De acordo com o DATASUS, o Sudeste é a região com o maior número de internações (cerca de 40%), seguido pelo Nordeste (25,6%). Porém, o Nordeste apresenta taxas de mortalidade mais elevadas. Os homens apresentam taxas de internação superiores às mulheres e a incidência de internações é maior no público infantil, enquanto as taxas de mortalidade estão concentradas na população idosa.
Tratamento
O tratamento das epilepsias é feito com medicamentos que evitam as descargas elétricas cerebrais anormais, que são a origem das crises epilépticas; casos com crises frequentes e não controladas pelas drogas disponíveis, são candidatos à remoção cirúrgica da área cerebral em que as crises são originadas.

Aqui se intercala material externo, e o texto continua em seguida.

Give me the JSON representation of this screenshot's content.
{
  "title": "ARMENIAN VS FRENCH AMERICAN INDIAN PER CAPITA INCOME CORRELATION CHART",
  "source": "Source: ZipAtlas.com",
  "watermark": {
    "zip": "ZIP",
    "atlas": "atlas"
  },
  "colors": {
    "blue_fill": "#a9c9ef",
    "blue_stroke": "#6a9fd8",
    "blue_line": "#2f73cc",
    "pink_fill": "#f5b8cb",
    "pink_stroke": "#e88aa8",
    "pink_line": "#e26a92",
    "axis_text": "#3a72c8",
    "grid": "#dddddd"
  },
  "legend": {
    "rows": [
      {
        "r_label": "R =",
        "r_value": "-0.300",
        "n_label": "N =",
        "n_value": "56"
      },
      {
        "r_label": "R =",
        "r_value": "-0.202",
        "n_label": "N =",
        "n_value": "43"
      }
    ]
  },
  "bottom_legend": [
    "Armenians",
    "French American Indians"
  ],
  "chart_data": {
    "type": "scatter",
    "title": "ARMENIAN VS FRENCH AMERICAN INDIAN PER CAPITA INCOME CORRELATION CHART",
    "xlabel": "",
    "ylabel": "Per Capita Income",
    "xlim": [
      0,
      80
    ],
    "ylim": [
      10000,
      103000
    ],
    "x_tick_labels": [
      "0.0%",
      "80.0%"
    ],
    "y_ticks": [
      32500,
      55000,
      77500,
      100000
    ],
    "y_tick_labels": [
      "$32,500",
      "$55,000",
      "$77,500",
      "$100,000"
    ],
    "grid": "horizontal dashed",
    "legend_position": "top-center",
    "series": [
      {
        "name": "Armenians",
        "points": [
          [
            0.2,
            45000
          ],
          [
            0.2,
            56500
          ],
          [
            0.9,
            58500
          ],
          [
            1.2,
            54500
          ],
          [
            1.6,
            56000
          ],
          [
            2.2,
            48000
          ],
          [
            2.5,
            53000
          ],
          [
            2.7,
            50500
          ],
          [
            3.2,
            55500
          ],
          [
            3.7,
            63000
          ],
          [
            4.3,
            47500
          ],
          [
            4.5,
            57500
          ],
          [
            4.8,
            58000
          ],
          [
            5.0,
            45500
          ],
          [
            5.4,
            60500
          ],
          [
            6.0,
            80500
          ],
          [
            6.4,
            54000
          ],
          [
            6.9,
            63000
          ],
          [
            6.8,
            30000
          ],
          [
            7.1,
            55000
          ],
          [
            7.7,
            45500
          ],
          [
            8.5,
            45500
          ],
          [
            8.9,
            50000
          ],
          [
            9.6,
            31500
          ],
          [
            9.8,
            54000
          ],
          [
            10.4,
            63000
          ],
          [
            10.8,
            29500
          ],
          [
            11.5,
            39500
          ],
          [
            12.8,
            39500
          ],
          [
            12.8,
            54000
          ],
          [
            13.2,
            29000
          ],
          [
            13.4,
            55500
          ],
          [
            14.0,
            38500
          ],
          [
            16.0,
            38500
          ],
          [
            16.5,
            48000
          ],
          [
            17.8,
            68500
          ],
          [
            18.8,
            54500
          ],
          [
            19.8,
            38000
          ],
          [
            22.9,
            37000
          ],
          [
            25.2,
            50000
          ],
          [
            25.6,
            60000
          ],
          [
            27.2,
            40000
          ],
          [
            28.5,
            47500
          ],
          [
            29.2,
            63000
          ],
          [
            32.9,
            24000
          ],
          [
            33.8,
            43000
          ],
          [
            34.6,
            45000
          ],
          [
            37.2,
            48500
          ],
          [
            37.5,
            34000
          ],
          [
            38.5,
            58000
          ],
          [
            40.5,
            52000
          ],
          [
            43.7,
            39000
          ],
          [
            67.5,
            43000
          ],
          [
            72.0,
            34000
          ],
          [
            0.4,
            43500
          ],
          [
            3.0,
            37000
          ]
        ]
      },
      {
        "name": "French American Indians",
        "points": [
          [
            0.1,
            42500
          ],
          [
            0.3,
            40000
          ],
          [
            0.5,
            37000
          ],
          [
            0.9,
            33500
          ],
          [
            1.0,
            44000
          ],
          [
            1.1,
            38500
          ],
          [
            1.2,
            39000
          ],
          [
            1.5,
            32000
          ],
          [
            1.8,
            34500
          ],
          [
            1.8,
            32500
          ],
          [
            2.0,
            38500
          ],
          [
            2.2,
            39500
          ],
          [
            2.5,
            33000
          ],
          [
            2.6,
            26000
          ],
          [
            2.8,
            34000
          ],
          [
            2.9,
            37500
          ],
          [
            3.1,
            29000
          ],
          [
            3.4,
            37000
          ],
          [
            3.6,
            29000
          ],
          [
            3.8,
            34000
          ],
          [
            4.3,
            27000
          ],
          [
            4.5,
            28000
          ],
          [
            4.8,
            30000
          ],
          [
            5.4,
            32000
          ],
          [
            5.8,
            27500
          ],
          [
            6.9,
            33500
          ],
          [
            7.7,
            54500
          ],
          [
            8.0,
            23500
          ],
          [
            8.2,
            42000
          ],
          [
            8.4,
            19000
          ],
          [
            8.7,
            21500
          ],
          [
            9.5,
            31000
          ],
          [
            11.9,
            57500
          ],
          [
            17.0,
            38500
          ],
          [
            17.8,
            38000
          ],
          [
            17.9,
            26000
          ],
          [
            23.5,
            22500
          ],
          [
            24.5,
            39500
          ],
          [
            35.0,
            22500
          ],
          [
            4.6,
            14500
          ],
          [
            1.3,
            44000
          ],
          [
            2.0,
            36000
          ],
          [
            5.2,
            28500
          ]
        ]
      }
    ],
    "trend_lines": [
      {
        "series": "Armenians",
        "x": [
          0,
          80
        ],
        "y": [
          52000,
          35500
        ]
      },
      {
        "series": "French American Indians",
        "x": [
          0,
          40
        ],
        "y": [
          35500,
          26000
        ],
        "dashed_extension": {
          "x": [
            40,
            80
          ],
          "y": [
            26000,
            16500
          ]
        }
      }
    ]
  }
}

É importante estar atento e saber como proceder ao presenciar uma crise:
- Mantenha a calma e tranquilize as pessoas ao seu redor;
- Evite que a pessoa caia bruscamente ao chão;
- Tente colocar a pessoa deitada de costas, em lugar confortável e seguro, com a cabeça protegida com algo macio;
- Nunca segure a pessoa nem impeça seus movimentos (deixe-a debater-se);
- Retire objetos próximos com que ela possa se machucar;
- Mantenha-a deitada de barriga para cima, mas com a cabeça voltada para o lado, evitando que ela se sufoque com a própria saliva;
- Afrouxe as roupas, se necessário;
- Se for possível, levante o queixo para facilitar a passagem de ar;
- Não tente introduzir objetos na boca do paciente durante as convulsões;
- Não dê tapas;
- Não jogue água sobre ela nem ofereça nada para ela cheirar;
- Verifique se existe pulseira, medalha ou outra identificação médica de emergência que possa sugerir a causa da convulsão;
- Permaneça ao lado da pessoa até que ela recupere a consciência;
- Se a crise convulsiva durar mais que 5 minutos sem sinais de melhora, peça ajuda médica;
- Quando a crise passar, deixe a pessoa descansar.
O Sistema Único de Saúde (SUS) oferece atendimento gratuito para pessoas com epilepsia, por meio de neurologistas, exames e medicamentos disponibilizados nas farmácias de alto custo.
A Unale atua como aliada na articulação dos Parlamentos Estaduais, incentivando iniciativas legislativas e políticas públicas que ampliem o acesso à saúde e promovam a inclusão em todo o país.